Tuesday, March 26, 2013

Mistaken Identity

Yesterday was the first day of Passover. When I got to work, my boss asked if I would be leaving early. I thought the question was weird. I said “Not unless the snowstorm they are predicting gets really bad.” He didn’t know it was supposed to snow. He then walked away.


It was only later on that a realized why he was asking me if I was leaving early. My boss thought I was Jewish. He himself is Jewish.

I have been mistaken for Jewish since I was really young. Granted I did have a “jewish grandmother” (C.f. entry entitled My Jewish Grandmother), I never understood why people made that assumption. Was it because I lived in a very Jewish neighborhood in NYC and was a little bit sassy and had chutzpah? What made non-Jews think this about me? After a while I decided it was based on the stereotype that people had of Jewish people having big noses. I have a very Roman nose. A Roman nose, not a Jewish nose. I honestly don’t even know what a Jewish nose looks like. I didn’t get too upset about it because I figured that the people asking me if I was Jewish were not Jewish themselves and they were making assumptions based on very dumb criteria.

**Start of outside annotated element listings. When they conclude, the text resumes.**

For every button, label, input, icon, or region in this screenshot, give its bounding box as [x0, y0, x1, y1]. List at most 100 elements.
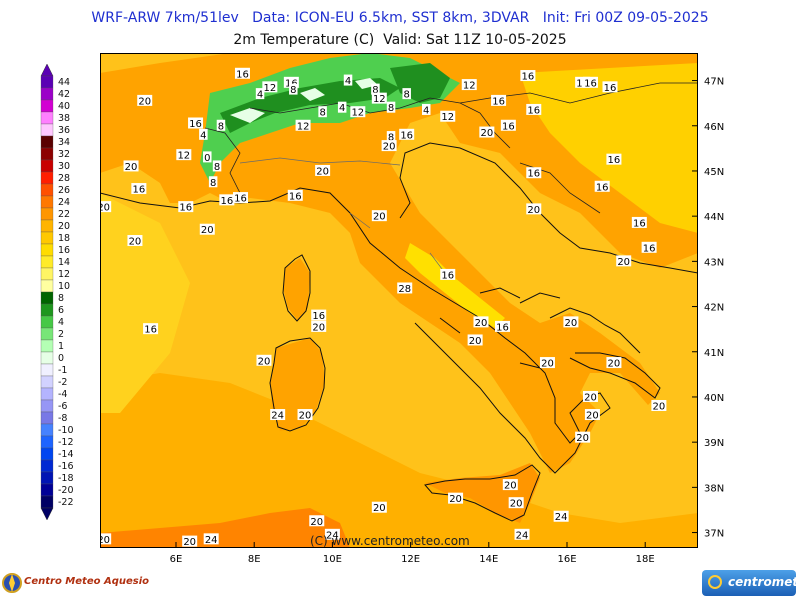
lat-label: 40N: [704, 393, 724, 404]
contour-label-bg: [606, 153, 622, 165]
contour-label-bg: [315, 164, 331, 176]
temperature-legend: 4442403836343230282624222018161412108642…: [40, 63, 74, 521]
contour-label-bg: [461, 79, 477, 91]
contour-label: 16: [441, 270, 454, 281]
contour-label: 8: [388, 133, 394, 144]
legend-swatch: [40, 183, 54, 197]
contour-label: 28: [398, 284, 411, 295]
lat-label: 38N: [704, 483, 724, 494]
contour-label-bg: [421, 103, 431, 115]
legend-swatch: [40, 387, 54, 401]
contour-label: 20: [299, 411, 312, 422]
contour-label-bg: [371, 210, 387, 222]
legend-label: -20: [58, 485, 74, 496]
contour-label-bg: [500, 119, 516, 131]
contour-label-bg: [255, 88, 265, 100]
legend-swatch: [40, 339, 54, 353]
legend-swatch: [40, 135, 54, 149]
contour-label-bg: [641, 241, 657, 253]
contour-label-bg: [309, 515, 325, 527]
contour-label: 20: [258, 356, 271, 367]
contour-label-bg: [100, 201, 112, 213]
legend-label: 2: [58, 329, 64, 340]
legend-label: 8: [58, 293, 64, 304]
contour-label: 12: [351, 108, 364, 119]
contour-label-bg: [234, 67, 250, 79]
legend-swatch: [40, 87, 54, 101]
apennine-field: [405, 243, 505, 328]
legend-swatch: [40, 375, 54, 389]
legend-label: -22: [58, 497, 74, 508]
contour-label-bg: [575, 76, 591, 88]
contour-label-bg: [563, 316, 579, 328]
contour-label-bg: [602, 81, 618, 93]
contour-label: 16: [584, 78, 597, 89]
legend-label: 22: [58, 209, 70, 220]
contour-label-bg: [514, 528, 530, 540]
contour-label-bg: [283, 76, 299, 88]
contour-label: 4: [339, 103, 345, 114]
contour-label: 20: [541, 359, 554, 370]
contour-label-bg: [502, 479, 518, 491]
contour-label: 20: [316, 166, 329, 177]
contour-label: 20: [653, 402, 666, 413]
contour-label-bg: [526, 167, 542, 179]
contour-label: 20: [469, 336, 482, 347]
contour-label: 16: [502, 121, 515, 132]
legend-swatch: [40, 123, 54, 137]
legend-label: -2: [58, 377, 67, 388]
legend-label: -6: [58, 401, 67, 412]
contour-label-bg: [318, 106, 327, 118]
contour-label-bg: [594, 180, 610, 192]
legend-swatch: [40, 291, 54, 305]
contour-label: 16: [527, 105, 540, 116]
legend-label: 44: [58, 77, 70, 88]
legend-label: 34: [58, 137, 70, 148]
legend-label: 24: [58, 197, 70, 208]
lat-label: 47N: [704, 77, 724, 88]
contour-label-bg: [233, 192, 249, 204]
contour-label-bg: [582, 76, 598, 88]
model-info-title: WRF-ARW 7km/51lev Data: ICON-EU 6.5km, S…: [91, 10, 709, 26]
legend-label: -10: [58, 425, 74, 436]
lon-label: 6E: [170, 554, 183, 565]
legend-swatch: [40, 219, 54, 233]
legend-swatch: [40, 327, 54, 341]
contour-label: 20: [125, 162, 138, 173]
legend-label: 10: [58, 281, 70, 292]
contour-label-bg: [289, 83, 298, 95]
contour-label-bg: [208, 176, 218, 188]
contour-label-bg: [494, 320, 510, 332]
lon-label: 10E: [323, 554, 342, 565]
legend-swatch: [40, 231, 54, 245]
legend-swatch: [40, 447, 54, 461]
contour-label-bg: [584, 409, 600, 421]
legend-swatch: [40, 351, 54, 365]
legend-swatch: [40, 75, 54, 89]
legend-label: 20: [58, 221, 70, 232]
contour-label-bg: [381, 140, 397, 152]
brand-right-logo: centrometeo: [702, 570, 800, 596]
contour-label-bg: [295, 119, 311, 131]
legend-swatch: [40, 399, 54, 413]
coastline: [100, 142, 698, 474]
contour-label-bg: [491, 94, 507, 106]
contour-label: 20: [100, 535, 110, 546]
contour-label-bg: [371, 501, 387, 513]
contour-label: 16: [179, 203, 192, 214]
contour-label: 20: [584, 392, 597, 403]
contour-label: 8: [319, 108, 325, 119]
contour-label: 16: [234, 194, 247, 205]
contour-label: 4: [257, 90, 263, 101]
contour-label: 20: [480, 128, 493, 139]
contour-label-bg: [199, 128, 208, 140]
contour-label: 20: [373, 212, 386, 223]
contour-label-bg: [397, 282, 413, 294]
alps-snow-field: [230, 78, 378, 123]
contour-label: 16: [604, 83, 617, 94]
country-borders: [204, 82, 698, 214]
legend-swatch: [40, 279, 54, 293]
contour-label-bg: [203, 533, 219, 545]
contour-label-bg: [539, 357, 555, 369]
contour-label-bg: [311, 320, 327, 332]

Then a lot of Jewish people mistook me for Jewish and then I was confused beyond belief. What I assumed was just an intolerant and ignorant comment in the past was now coming from the people who would know best. I still to this day don’t know why people think this about me but that’s fine. I didn’t think I acted like any of my Jewish friends. I guess that in this world of mixed races and ethnicities, it’s understandable. But it’s still baffling. It makes me really want to look up my family tree and see if there isn’t some basis for this common confusion surrounding my identity.

1 comment:

M said...

Ha ha that's funny. You should ask one of them sometime why you often get mistaken for being Jewish.